The Killesberg Railway (German: Killesbergbahn) is a miniature railway in the Killesberg Park in Stuttgart, Germany. It is the oldest of the three remaining miniature railways in Germany.

The railway opened with the park, as a part of the 1939 garden show in Stuttgart. The gauge track travels in a 2294.35 m loop around the park.
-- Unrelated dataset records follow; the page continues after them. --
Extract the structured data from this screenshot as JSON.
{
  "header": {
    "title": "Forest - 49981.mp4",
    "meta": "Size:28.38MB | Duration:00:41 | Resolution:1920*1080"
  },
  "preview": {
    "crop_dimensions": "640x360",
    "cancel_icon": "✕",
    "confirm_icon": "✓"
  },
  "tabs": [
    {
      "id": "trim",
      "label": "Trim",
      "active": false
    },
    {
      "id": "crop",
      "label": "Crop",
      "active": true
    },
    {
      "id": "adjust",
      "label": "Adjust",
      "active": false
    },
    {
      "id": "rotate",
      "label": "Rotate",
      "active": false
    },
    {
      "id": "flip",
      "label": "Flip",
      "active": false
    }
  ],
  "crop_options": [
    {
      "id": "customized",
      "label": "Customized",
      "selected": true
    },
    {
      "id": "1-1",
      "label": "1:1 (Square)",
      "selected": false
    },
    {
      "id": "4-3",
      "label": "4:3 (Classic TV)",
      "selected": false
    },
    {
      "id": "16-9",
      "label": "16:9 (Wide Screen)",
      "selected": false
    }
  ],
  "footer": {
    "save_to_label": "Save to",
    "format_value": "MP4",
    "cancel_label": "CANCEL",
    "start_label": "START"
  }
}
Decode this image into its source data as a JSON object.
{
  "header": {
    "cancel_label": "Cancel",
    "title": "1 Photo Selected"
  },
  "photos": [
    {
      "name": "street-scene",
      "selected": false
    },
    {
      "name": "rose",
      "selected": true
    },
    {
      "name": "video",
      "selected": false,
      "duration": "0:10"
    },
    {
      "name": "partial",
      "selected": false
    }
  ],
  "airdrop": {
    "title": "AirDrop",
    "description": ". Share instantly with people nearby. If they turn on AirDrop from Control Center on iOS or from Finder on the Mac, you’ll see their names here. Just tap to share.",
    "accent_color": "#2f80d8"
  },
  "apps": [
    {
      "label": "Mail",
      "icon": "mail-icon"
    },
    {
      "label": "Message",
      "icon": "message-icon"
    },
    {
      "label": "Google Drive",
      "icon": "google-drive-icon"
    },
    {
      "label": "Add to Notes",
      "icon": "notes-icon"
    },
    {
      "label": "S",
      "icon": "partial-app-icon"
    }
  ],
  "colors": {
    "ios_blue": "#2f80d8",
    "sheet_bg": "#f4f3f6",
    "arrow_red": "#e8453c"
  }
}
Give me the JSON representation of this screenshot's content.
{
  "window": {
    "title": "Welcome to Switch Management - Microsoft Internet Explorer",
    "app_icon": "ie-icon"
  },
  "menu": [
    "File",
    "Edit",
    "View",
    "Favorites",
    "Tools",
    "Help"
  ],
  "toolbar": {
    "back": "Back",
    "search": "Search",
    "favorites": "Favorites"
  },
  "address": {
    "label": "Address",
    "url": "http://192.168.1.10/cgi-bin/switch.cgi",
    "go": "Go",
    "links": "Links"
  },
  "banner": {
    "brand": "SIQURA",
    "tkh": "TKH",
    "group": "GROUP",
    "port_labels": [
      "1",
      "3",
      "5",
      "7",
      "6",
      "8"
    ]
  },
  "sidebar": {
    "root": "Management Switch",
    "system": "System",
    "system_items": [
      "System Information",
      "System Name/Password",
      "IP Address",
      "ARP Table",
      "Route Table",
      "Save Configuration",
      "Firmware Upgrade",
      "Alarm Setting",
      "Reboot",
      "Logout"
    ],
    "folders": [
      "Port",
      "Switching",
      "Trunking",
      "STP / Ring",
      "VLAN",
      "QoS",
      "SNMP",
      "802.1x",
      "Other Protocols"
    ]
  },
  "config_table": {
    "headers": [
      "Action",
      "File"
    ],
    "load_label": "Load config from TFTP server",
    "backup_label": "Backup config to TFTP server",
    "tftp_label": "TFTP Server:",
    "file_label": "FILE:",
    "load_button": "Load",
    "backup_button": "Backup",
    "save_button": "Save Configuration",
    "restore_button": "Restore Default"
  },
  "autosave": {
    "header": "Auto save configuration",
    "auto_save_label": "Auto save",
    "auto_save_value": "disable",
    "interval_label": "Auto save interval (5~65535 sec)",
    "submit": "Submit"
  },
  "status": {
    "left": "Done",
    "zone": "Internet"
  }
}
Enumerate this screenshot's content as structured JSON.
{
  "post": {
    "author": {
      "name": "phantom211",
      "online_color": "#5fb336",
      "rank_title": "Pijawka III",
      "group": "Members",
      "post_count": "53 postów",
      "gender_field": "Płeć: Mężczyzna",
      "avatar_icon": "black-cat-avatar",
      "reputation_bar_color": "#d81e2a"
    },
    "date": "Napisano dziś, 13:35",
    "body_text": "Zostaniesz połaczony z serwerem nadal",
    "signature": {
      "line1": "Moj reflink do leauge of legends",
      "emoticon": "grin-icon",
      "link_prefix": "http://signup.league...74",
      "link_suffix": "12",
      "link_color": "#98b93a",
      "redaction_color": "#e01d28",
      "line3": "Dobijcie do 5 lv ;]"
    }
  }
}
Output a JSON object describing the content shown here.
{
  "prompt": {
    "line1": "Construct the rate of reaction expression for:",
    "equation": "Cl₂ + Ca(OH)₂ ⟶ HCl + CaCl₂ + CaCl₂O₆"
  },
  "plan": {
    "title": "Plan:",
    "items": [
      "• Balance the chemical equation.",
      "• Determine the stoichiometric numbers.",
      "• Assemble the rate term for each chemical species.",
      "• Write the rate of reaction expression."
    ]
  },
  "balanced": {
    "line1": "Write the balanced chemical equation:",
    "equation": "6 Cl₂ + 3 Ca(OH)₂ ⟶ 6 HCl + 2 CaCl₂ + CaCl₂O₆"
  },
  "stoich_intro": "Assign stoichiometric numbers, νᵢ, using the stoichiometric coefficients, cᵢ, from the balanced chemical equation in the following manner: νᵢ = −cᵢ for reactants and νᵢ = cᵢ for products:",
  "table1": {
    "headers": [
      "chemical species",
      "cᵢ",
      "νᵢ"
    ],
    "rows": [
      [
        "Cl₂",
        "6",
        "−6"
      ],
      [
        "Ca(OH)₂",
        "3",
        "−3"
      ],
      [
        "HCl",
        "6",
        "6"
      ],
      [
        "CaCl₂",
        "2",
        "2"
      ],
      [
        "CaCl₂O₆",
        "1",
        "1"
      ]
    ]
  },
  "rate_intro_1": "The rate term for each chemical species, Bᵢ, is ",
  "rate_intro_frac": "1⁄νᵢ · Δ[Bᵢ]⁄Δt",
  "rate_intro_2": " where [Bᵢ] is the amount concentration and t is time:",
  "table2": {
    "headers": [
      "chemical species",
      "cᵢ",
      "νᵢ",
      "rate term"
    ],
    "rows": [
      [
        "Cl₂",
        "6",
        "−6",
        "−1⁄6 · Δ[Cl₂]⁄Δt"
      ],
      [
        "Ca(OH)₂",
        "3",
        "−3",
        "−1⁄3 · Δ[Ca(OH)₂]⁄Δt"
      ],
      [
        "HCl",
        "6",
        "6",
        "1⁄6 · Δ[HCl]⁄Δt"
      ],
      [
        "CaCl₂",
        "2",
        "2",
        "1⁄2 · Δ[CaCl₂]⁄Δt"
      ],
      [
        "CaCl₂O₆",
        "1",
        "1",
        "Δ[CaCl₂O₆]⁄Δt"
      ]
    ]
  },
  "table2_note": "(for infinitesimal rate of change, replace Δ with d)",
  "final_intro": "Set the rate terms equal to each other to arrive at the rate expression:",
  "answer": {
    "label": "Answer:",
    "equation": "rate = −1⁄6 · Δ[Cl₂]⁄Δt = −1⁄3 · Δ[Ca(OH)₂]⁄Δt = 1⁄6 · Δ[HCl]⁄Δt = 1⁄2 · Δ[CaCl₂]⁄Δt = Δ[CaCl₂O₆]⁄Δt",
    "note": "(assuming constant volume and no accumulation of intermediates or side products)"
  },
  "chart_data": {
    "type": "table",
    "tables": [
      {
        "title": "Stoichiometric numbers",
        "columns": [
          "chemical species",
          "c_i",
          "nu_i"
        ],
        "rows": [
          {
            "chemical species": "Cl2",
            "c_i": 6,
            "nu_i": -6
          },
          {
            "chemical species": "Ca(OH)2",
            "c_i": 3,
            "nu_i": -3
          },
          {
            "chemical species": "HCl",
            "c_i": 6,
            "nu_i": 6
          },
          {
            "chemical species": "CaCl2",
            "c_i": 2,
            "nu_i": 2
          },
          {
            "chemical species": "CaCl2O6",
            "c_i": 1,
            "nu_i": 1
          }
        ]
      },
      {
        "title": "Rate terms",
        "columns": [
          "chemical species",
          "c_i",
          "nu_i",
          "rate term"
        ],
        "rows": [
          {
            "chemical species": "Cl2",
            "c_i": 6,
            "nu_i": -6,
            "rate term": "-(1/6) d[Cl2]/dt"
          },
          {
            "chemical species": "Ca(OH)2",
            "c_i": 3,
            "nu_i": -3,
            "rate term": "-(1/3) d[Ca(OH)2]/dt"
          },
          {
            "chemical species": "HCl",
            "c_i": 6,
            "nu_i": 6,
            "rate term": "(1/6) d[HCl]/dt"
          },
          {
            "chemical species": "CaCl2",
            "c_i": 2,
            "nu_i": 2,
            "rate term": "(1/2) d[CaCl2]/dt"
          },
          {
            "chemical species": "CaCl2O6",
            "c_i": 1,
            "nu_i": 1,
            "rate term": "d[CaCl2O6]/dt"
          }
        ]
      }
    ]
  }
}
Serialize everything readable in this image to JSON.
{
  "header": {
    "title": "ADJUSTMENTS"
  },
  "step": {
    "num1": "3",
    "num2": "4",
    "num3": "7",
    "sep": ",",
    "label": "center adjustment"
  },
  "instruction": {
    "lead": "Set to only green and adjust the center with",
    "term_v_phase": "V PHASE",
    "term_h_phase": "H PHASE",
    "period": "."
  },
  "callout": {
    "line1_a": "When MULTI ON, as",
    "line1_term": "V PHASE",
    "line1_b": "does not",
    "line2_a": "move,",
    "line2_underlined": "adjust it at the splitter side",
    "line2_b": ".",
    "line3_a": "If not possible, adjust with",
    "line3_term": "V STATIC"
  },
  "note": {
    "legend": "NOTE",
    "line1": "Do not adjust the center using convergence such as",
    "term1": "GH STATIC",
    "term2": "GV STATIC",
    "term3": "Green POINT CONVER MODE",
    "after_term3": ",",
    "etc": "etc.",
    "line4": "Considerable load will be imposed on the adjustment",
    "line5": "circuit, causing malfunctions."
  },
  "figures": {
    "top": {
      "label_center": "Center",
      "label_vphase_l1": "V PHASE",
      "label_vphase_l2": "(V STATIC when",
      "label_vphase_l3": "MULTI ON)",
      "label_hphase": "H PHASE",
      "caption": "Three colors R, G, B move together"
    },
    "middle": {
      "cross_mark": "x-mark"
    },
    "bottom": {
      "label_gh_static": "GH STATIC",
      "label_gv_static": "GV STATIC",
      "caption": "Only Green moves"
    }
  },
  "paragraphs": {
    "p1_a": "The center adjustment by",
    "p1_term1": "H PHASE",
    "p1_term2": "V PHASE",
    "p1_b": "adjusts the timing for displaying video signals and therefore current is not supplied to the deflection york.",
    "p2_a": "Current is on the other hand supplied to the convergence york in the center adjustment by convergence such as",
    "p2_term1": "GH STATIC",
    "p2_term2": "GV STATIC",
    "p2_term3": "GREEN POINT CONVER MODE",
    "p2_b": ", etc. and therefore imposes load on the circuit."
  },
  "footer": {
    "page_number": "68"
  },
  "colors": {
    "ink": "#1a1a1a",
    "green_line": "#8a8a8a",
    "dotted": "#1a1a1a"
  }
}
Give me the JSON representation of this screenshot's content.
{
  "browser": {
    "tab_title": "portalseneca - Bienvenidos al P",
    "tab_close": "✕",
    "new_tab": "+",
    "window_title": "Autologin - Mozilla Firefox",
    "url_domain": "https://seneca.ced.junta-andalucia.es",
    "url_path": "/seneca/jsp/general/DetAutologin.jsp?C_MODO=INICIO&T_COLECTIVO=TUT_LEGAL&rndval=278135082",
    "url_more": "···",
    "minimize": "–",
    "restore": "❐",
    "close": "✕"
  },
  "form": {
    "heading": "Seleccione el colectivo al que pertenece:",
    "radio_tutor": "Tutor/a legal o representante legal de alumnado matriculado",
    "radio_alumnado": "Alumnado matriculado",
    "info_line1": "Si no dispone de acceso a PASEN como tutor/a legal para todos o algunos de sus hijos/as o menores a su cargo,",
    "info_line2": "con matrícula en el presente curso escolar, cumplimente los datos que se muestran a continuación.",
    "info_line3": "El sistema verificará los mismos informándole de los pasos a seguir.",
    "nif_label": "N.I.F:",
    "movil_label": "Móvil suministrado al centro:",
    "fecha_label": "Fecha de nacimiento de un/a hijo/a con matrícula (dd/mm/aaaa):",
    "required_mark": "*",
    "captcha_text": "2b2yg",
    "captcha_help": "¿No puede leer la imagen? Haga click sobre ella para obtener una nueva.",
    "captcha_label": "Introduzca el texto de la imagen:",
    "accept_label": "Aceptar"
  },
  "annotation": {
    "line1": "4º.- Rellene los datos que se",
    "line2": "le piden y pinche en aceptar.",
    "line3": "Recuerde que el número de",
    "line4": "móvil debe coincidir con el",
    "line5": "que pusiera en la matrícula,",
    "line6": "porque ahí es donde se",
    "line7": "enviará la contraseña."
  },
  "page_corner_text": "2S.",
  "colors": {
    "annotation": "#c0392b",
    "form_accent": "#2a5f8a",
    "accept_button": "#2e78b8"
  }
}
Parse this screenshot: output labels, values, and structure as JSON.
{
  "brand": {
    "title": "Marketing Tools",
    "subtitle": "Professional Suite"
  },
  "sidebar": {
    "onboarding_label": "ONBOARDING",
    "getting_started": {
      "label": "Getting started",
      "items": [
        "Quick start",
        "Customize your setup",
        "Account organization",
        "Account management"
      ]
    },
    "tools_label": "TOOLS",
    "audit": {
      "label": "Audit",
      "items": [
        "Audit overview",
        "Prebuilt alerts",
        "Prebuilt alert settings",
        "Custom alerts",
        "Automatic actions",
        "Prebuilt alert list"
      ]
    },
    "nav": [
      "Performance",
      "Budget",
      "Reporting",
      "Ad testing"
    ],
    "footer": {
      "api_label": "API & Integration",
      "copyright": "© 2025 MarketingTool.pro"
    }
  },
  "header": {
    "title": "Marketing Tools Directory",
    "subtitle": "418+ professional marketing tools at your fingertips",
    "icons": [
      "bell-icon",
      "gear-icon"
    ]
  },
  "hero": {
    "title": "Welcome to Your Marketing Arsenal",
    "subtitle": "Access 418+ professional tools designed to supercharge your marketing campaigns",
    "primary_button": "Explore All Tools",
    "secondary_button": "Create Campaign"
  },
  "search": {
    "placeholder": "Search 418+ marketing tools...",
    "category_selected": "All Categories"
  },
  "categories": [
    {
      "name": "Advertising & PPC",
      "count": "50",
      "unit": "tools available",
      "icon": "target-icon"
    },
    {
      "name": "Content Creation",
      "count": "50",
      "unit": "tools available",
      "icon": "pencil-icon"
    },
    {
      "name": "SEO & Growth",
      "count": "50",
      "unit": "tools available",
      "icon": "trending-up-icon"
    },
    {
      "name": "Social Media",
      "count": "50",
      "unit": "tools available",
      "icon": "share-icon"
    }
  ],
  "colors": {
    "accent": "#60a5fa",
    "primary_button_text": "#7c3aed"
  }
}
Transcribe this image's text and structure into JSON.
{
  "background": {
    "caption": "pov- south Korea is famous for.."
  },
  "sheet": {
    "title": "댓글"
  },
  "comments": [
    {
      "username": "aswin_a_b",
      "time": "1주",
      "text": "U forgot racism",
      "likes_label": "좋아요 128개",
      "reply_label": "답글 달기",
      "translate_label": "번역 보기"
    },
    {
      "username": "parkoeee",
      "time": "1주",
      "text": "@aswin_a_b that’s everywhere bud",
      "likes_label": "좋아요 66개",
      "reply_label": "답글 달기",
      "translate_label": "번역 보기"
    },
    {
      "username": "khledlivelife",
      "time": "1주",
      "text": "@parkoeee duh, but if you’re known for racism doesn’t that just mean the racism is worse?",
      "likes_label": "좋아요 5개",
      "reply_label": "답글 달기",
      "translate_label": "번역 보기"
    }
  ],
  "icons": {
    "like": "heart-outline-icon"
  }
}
Diesel locomotives pull trains around the park daily during the summer months whilst steam locomotives are used for weekends and special occasions.

The park now maintains three steam engines: Tazzelwurm and Springerle which were manufactured and delivered in 1950; the steam locomotive Santa Maria, a 1929 locomotive which was purchased in 2014, and two diesel engines: Blitzschwoab, the oldest of the two diesel engines, manufactured in 1950, and Schwoabapfeil, which was manufactured in 1992. The steam engines that originally operated on the line until they were removed to Leipzig during World War II.

The Killesbergbahn was formerly operated by the Stuttgart Fair company and since 2011, the railway has been operated by Stuttgarter Straßenbahnen. The railway operates from Easter until early November. On 2 April 2024, all of the passenger cars derailed due to rocks on the rail, but the steam locomotive remained on the track. The passengers had to return to the station by foot. The rail cars were not damaged in the accident.